A mum’s nightmare: Australia’s housing crisis

A mum’s nightmare: Australia’s housing crisis

housing crisis

It’s every mum’s nightmare. In the middle of winter in 2017, I couldn’t put a roof over my children’s heads.

My marriage had broken down, so I moved with my two young children into a rental. After a few months, the landlord evicted us to renovate, and I began the hunt for another place.

I went to inspections, along with twenty couples without kids, and handed in application after application. A self-employed, single mum who was the sole breadwinner for her kids. The sum of my parts made me an unsafe bet. I didn’t get a single call back.

I put a note on Facebook, a desperate call for help. Did anyone know of anything? Anywhere I could bring my kids this weekend?
A friend of a friend reached out. Her mum had a bungalow out the back of her house in the Dandenong Ranges. We moved that day and lived among her mum’s belongings for three months. Without a letterbox, I missed bills. Without an internet connection I lost job opportunities.
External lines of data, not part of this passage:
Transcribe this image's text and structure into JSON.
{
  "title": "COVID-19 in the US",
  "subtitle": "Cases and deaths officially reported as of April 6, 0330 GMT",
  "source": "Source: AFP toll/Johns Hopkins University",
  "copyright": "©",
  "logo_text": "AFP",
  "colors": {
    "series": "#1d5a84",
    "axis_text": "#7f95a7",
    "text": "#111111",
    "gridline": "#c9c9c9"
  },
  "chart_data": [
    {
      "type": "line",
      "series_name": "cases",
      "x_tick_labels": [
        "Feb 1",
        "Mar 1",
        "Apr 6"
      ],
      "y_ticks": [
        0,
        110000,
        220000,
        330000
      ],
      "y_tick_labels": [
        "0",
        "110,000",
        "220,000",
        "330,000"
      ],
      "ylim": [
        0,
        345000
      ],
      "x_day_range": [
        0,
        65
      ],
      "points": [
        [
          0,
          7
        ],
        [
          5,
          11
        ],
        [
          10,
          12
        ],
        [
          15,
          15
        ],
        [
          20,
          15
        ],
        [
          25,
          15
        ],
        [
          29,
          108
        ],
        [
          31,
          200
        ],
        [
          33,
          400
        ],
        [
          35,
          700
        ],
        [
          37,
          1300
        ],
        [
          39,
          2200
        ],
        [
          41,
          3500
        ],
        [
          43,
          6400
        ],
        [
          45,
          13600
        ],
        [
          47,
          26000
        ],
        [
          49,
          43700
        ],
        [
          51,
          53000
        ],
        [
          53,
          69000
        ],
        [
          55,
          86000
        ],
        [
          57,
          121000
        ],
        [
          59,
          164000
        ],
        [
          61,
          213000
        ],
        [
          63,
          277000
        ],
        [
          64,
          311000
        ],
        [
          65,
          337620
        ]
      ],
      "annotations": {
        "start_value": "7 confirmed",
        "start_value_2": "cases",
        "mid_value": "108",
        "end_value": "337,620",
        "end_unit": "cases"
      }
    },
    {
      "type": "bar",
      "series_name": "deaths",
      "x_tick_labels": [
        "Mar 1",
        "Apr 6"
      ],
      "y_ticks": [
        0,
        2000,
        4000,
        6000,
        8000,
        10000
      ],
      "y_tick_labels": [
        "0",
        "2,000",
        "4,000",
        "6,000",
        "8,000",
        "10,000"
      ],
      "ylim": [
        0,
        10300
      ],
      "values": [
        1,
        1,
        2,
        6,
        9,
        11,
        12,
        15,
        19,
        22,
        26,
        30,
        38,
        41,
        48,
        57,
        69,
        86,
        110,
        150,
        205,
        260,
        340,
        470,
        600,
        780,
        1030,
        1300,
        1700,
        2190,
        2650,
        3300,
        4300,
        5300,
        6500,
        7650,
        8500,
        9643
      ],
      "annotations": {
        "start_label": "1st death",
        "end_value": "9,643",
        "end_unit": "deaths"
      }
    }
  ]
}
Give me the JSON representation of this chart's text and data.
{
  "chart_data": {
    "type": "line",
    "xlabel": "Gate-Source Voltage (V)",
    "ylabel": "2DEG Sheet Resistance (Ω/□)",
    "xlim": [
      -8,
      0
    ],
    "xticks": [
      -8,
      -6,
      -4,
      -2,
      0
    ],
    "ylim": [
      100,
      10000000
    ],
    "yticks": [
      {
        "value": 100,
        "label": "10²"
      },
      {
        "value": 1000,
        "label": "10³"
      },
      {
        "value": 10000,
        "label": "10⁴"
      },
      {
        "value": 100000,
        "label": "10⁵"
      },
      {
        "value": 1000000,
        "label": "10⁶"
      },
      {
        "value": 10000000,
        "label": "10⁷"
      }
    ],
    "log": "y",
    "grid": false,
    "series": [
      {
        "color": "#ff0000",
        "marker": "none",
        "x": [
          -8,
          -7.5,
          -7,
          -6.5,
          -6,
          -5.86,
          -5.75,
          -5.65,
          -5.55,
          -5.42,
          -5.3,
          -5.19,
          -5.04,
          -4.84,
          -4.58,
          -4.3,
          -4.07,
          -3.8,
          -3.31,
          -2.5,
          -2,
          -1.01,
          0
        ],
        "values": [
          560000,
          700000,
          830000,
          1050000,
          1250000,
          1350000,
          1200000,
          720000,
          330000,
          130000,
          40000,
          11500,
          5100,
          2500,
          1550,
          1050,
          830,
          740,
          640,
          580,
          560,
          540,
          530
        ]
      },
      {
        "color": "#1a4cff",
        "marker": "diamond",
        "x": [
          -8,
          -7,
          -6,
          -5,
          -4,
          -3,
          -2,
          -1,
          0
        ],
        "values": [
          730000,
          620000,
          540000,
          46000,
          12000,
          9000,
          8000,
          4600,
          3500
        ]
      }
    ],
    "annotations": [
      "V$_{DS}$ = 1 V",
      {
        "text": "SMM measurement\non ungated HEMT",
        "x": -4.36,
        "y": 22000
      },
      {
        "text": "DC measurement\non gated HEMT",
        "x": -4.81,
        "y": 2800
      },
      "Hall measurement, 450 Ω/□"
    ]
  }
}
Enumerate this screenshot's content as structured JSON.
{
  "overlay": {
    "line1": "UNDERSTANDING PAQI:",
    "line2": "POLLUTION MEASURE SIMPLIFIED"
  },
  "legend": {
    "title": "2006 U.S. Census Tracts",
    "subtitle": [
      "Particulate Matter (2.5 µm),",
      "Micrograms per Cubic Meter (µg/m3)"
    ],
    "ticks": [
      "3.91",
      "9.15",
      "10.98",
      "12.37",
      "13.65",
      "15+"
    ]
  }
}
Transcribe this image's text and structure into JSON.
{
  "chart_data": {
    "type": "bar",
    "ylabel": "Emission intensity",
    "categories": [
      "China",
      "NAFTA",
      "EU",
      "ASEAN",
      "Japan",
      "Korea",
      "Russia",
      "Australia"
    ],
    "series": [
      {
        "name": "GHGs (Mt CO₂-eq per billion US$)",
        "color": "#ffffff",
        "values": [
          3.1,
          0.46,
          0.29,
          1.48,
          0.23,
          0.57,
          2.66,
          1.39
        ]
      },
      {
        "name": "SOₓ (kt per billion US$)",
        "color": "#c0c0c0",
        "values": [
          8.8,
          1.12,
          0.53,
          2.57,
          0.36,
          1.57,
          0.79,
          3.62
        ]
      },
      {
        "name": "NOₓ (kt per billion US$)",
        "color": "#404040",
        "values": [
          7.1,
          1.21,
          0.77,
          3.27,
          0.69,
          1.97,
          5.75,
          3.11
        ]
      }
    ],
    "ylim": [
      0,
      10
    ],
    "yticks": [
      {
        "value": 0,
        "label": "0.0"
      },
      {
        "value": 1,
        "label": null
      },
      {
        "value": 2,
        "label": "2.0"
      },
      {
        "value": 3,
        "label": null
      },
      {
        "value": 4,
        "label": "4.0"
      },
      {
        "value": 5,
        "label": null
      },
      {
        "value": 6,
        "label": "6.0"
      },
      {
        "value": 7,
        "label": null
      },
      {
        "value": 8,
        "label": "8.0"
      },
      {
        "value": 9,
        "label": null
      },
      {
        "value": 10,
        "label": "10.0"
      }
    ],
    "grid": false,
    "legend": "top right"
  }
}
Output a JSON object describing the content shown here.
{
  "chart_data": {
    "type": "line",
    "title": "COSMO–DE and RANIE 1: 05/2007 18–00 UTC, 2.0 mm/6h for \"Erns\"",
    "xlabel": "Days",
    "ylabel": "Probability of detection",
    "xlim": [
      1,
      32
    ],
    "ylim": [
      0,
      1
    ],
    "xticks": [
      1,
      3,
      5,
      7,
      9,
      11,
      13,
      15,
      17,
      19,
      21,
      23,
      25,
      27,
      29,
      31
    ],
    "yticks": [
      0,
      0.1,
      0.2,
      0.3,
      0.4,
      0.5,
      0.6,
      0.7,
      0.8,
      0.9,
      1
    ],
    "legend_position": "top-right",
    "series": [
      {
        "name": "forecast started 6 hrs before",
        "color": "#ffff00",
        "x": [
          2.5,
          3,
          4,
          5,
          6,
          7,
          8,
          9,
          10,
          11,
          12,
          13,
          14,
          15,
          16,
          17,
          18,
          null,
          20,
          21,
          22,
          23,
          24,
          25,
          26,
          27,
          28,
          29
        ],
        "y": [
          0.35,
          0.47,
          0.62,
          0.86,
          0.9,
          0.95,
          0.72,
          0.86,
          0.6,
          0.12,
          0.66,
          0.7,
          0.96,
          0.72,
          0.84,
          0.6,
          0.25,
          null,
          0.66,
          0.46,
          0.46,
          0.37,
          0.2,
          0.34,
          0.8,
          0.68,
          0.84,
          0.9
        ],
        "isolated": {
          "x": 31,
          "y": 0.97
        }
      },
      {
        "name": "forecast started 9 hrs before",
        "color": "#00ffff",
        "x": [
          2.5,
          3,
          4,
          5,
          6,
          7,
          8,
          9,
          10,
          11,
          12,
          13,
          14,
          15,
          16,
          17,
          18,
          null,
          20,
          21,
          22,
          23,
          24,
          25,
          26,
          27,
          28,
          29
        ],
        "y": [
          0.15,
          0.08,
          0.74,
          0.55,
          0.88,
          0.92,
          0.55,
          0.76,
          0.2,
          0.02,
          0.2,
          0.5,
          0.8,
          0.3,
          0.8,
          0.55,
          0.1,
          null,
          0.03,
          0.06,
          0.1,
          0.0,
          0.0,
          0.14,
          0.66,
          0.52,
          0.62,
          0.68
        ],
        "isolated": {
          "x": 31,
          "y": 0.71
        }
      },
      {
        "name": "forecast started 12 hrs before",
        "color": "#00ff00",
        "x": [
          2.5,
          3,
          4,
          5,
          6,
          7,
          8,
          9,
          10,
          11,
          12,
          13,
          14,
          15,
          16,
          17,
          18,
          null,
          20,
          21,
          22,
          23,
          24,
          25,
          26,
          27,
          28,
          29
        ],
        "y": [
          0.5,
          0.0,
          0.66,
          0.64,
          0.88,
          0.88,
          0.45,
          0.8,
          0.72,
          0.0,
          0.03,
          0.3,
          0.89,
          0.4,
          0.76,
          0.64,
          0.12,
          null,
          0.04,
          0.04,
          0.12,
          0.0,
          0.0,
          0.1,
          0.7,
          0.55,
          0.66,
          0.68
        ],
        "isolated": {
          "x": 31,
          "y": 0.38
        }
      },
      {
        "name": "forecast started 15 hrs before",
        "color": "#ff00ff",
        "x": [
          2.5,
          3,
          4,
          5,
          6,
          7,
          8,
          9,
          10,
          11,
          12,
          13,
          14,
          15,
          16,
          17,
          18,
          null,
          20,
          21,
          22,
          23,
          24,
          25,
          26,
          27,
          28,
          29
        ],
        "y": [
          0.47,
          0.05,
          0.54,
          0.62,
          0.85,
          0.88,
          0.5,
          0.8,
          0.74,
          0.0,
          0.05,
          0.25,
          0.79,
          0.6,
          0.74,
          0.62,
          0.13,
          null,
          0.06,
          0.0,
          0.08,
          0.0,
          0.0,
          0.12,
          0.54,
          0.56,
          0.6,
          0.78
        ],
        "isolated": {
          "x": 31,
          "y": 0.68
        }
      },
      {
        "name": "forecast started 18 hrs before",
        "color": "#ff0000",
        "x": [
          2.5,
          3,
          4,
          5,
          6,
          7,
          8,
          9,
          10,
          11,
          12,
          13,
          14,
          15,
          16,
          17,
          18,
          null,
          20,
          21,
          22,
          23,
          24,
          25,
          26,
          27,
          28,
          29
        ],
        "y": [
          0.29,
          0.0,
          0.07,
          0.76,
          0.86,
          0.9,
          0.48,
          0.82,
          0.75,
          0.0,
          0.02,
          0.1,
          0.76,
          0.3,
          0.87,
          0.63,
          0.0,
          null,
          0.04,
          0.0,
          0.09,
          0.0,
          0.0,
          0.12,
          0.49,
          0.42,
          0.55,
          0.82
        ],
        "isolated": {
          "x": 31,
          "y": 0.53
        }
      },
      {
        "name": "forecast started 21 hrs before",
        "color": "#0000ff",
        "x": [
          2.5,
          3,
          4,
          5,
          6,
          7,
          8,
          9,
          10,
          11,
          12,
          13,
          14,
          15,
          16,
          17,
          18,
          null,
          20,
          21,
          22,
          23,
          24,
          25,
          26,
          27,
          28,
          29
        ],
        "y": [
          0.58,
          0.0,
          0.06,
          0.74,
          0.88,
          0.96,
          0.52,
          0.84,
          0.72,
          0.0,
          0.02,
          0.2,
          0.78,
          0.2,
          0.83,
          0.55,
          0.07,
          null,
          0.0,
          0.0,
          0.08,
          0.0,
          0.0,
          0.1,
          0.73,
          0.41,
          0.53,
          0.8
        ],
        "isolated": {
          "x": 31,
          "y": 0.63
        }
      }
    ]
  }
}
Autumn turned to winter and the bungalow was cold. I sang my children to sleep each night, but I began having panic attacks myself as I ran out of savings and had to borrow money from family.

I remember when my daughter Mieka, then six, started calling me the “unlucky mummy”. My kids fell so far behind at school, and are only now catching up.

A moment’s crisis can derail lives forever. I realised the face of hardship has changed in this country. It looked like me. I was doing all the right things to put a roof over my children’s heads and it wasn’t enough.

Thankfully in September that year I finally found a place of our own. But the experience has shown me that it takes good policy to take good care of people, yet we continue to see our politicians building in the kind of poverty that has lifelong health, social, economic consequences.

I believe that we can do better as a community.

We’re seeing house prices and rents continue to explode. Inflation has skyrocketed, putting pressure on family budgets. Wages have flatlined.

Sadly, my story is not unique. Nor is my experience anywhere near the worst. Millions of people in this country are experiencing homelessness or have insecure housing, and older women are the fastest growing cohort of people experiencing homelessness. A staggering 405,000 women in my age bracket are at risk of homelessness today.

This month we saw the first interest rates rise of several to come, putting more pressure on the household budgets. Forty per cent of households are already experiencing housing stress. That’s both renters and mortgage holders.

The truth is, our housing system is broken.

I’m putting my hand up to become a politician because I believe when something is broken and people are suffering, you work to fix it.

Sadly, instead of offering bold solutions to this crisis, the major parties are only tinkering around the edges. Neither Labor nor the Liberals view housing as a need or a human right – they just see it as an investment vehicle for the wealthy.

Tax “incentives” make it easier and easier for investors to buy their third, fourth, fifth, tenth, twentieth property, while first-home buyers struggle for on average ten years to save up for a deposit, only to get outbid at auctions by investors with deeper pockets.

I’m standing as a Greens candidate because this is the only party with visionary policies that put people first.

Our plan is to build one million homes over the next 20 years to give kids like mine forever homes. We’ll stop the $63 billion in handouts given to wealthy property moguls, and limit negative gearing to one property only.

And we’ll make life easier on mums. Free childcare, get dental and mental health into Medicare, and lift people on income support out of poverty by raising payments like the Age Pension and Disability Pension to $88 a day.

You have a choice this election. Vote for the out of touch old parties and their old ideas, or vote for someone like me – a progressive and compassionate voice for our community, with lived experiences.

Rather than become a country that treats housing just as an investment that deepens inequality, we can give families like mine a place to call home.